East spoke Unknown apps: If east-spoke-components was removed from the hub, re-sync field-content-acm-hub-spoke so ApplicationSet fleet-spoke-push recreates it (see GitOps deployment chain).

east-spoke-components stuck Progressing: Usually waiting on devspaces-east (CheCluster InstallOrUpdateFailed while chePhase: Active). Fixes: delete orphan east-devspaces on the spoke (duplicate of devspaces-east, often with deletionTimestamp); ensure only devspaces from charts/region/east/values.yaml exists. Git: ignoreDifferences on CheCluster status + argocd.argoproj.io/skip-health-check on the CheCluster CR. Then oc patch application east-spoke-components -n openshift-gitops --type json -p='[{"op":"remove","path":"/operation"}]' and re-sync.

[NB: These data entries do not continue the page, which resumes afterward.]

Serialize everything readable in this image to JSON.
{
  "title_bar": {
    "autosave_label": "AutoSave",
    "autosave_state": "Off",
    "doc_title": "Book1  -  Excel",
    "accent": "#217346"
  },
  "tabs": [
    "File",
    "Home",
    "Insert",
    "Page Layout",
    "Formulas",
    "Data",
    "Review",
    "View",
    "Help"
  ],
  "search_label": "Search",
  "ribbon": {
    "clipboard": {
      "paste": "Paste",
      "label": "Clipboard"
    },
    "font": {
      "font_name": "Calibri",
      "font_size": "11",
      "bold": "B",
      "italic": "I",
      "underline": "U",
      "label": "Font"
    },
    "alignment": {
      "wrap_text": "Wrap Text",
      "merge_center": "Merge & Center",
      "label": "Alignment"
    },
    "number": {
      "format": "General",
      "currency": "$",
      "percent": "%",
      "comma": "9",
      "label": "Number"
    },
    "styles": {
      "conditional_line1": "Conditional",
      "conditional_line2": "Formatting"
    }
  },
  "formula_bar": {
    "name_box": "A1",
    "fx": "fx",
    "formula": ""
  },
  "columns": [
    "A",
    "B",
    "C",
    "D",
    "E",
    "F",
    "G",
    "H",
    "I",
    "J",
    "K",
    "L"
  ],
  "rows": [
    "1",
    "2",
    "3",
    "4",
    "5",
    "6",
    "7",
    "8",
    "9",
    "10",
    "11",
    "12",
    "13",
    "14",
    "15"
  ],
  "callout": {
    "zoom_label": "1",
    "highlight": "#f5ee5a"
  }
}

Cannot find ApplicationSet in ACM UI: ACM Applications lists Application CRs only. Use oc get applicationset fleet-spoke-push -n openshift-gitops on the hub, or open OpenShift GitOps → ApplicationSets. Child apps like industrial-edge-tst on the east spoke come from charts/region/east/values.yaml (PULL), not from the ApplicationSet template directly.


Argo CD: where applications live

Cluster Namespace Examples
Hub openshift-gitops field-content-*, east-spoke-components, west-spoke-components
East spoke openshift-gitops camel-dashboard-openshift-all-east, operators-east, spoke-gateway-east, spoke-interconnect-east
West spoke openshift-gitops camel-dashboard-openshift-all-west, operators-west, spoke-gateway-west, spoke-interconnect-west

Parent apps use destination.server = cluster-proxy URL. Child apps on spokes use https://kubernetes.default.svc.


Symptom: entity-operator CrashLoopBackOff after enabling ambient on Kafka namespaces.

Cause: Double encryption or ztunnel intercept on internal replication port 9091.

Fix: Keep Kafka control-plane namespaces off ambient where documented, or follow Strimzi + OSSM ambient guidance for your version.